Who Should Be the Patron Saint of Baseball?| National Catholic Register
Blessed Michael McGivney’s love for baseball was part of his mission to build faith, family and community — a legacy carried on by the Knights of Columbus today. Baseball is a game known for its superstitions — and as the MLB playoffs begin...
Blessed Michael McGivney’s love for baseball was part of his mission to build faith, family and community — a legacy carried on by the Knights of Columbus today.
Baseball is a game known for its superstitions — and as the MLB playoffs begin Oct. 1, players will certainly be searching for an extra edge to beat their opponents en route to World Series glory.
Yet superstition is a “deviation” from true worship of God. However, invoking heavenly intercession is not. But who should Catholic ballplayers turn to for help during the stressful playoff push?
As of today, there is no official patron saint of baseball. St. Rita is often cited, not so much for her athletic prowess or love for the national pastime (since the 15th-century nun lived several hundred years before the game’s invention), but for her connection to the 2002 film, The Rookie.
While she is a powerful intercessor, Blessed Michael McGivney — a 19th-century Connecticut parish priest on the path to canonization — has more of a claim to the title of patron saint of baseball. After all, he played the game. Moreover, the order he founded, the Knights of Columbus (K of C), has used baseball as a tool for evangelization and charity. Additionally, some of the game’s mightiest heroes have been members — like Babe Ruth, Connie Mack, Nap Lajoie and Joe DiMaggio — who shaped the game into what it is today.
Baseball followed the Catholic priest throughout his life. While attending Our Lady of Angels Seminary at Niagara University, McGivney started in a game between Connecticut and New York seminarians where he batted clean-up, played left field and scored three runs. More significantly, he held the role of vice president for his squad, perhaps his first foray into founding and/or leading groups — skills he would implement when establishing the K of C in 1882.
As a parish priest, he organized baseball games at annual parish picnics in New Haven and Thomaston, Connecticut, and, quite possibly, served as the third-base coach for the local K of C council’s baseball club.
But baseball’s story, and eventual expansion, cannot be told without a tip of the cap to the K of C.
During the late 19th century, Catholic immigrants endured discrimination, often taking the most dangerous jobs for little pay. This reality was an impetus for Father McGivney to found the fraternal organization. Meanwhile, baseball — which was still in its infancy — became an early avenue of assimilation for Catholics; for the K of C, baseball presented an opportunity to build fraternity among the fledgling order with councils forming clubs and leagues across the country.
By World War I, the K of C’s relationship with baseball transformed. The game was a “creature comfort” for the millions of Americans in Western Europe and stationed around the world. Asking for baseball gear, the Catholic order obliged, sending thousands of balls and baseball equipment, and even Major League stars like Hall of Famer Johnny Evers (also a Knight), so much so that 5,000 games were played daily with outfits furnished to soldiers by the K of C. This charitable outreach even benefited Black soldiers during a period when the U.S. military was still segregated.

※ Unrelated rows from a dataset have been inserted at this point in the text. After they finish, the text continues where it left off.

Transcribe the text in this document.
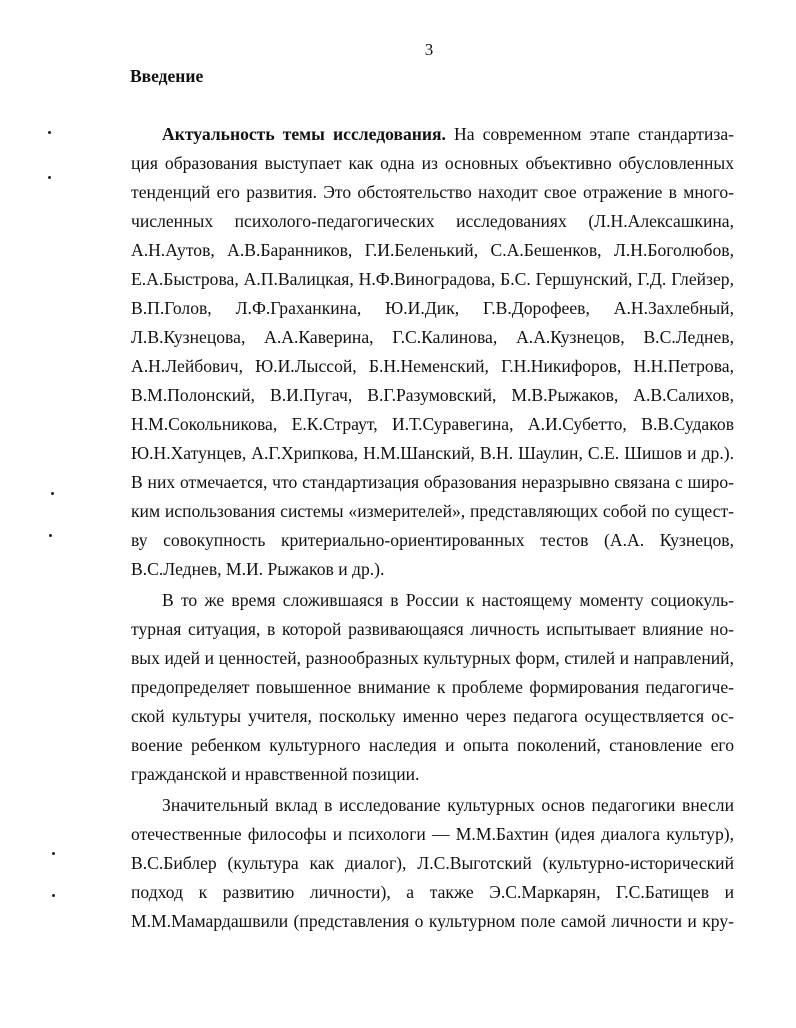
3
Введение
Актуальность темы исследования. На современном этапе стандартиза-
ция образования выступает как одна из основных объективно обусловленных
тенденций его развития. Это обстоятельство находит свое отражение в много-
численных психолого-педагогических исследованиях (Л.Н.Алексашкина,
А.Н.Аутов, А.В.Баранников, Г.И.Беленький, С.А.Бешенков, Л.Н.Боголюбов,
Е.А.Быстрова, А.П.Валицкая, Н.Ф.Виноградова, Б.С. Гершунский, Г.Д. Глейзер,
В.П.Голов, Л.Ф.Граханкина, Ю.И.Дик, Г.В.Дорофеев, А.Н.Захлебный,
Л.В.Кузнецова, А.А.Каверина, Г.С.Калинова, А.А.Кузнецов, В.С.Леднев,
А.Н.Лейбович, Ю.И.Лыссой, Б.Н.Неменский, Г.Н.Никифоров, Н.Н.Петрова,
В.М.Полонский, В.И.Пугач, В.Г.Разумовский, М.В.Рыжаков, А.В.Салихов,
Н.М.Сокольникова, Е.К.Страут, И.Т.Суравегина, А.И.Субетто, В.В.Судаков
Ю.Н.Хатунцев, А.Г.Хрипкова, Н.М.Шанский, В.Н. Шаулин, С.Е. Шишов и др.).
В них отмечается, что стандартизация образования неразрывно связана с широ-
ким использования системы «измерителей», представляющих собой по сущест-
ву совокупность критериально-ориентированных тестов (А.А. Кузнецов,
В.С.Леднев, М.И. Рыжаков и др.).
В то же время сложившаяся в России к настоящему моменту социокуль-
турная ситуация, в которой развивающаяся личность испытывает влияние но-
вых идей и ценностей, разнообразных культурных форм, стилей и направлений,
предопределяет повышенное внимание к проблеме формирования педагогиче-
ской культуры учителя, поскольку именно через педагога осуществляется ос-
воение ребенком культурного наследия и опыта поколений, становление его
гражданской и нравственной позиции.
Значительный вклад в исследование культурных основ педагогики внесли
отечественные философы и психологи — М.М.Бахтин (идея диалога культур),
В.С.Библер (культура как диалог), Л.С.Выготский (культурно-исторический
подход к развитию личности), а также Э.С.Маркарян, Г.С.Батищев и
М.М.Мамардашвили (представления о культурном поле самой личности и кру-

Throughout the 20th and 21st centuries, baseball became a common means for the K of C’s charitable work. Councils have hosted baseball clinics; sponsored Little League and special needs teams; and constructed and maintained ballfields worldwide. Just this past July, Michigan Knights raised $60,000 to build a ballfield, named “McGivney Field,” for special needs athletes.
Meanwhile, with Babe Ruth, the K of C fundraised to rebuild St. Mary’s Industrial School in Baltimore after a devastating fire and held numerous exhibition games, including one that supported a Christmas charity fund in California, among other causes. These exhibition games, part of the Great Bambino’s barnstorming tours in the 1920s and 30s, not only served those most in need, but also grew the game’s popularity by bringing professional ballplayers to parts of the United States and Canada that did not have MLB teams.
And if this were not enough, the K of C’s mark on the national pastime extended to owning the land on which Yankee Stadium sat between the mid-1950s to 1971 to help bolster Father McGivney’s mission to assist “widows and orphans at the time of their distress,” according to then-Supreme Knight Luke Hart in 1954.
Yet this mighty work — explored in the Blessed Michael McGivney Pilgrimage Center’s online exhibit “K of C Baseball: An American Story” — stems from Father McGivney’s charism. He, and the organization he founded, recognized that the national pastime was more than a child’s game: baseball was a way to live out the corporal works of mercy and the Catholic faith.
Moreover, baseball has taught players, old and young, the value of nurturing our talents through hard work, while learning about the importance of sportsmanship, fraternity and striving toward a higher goal. These values are instrumental in our own spiritual lives.
So, for Catholic ballplayers in the majors to Little League, in slumps both on the diamond and in the spiritual life, don’t turn to superstition. Turn to Father McGivney — a heavenly intercessor whose love for the game continues to shine forth through the decades.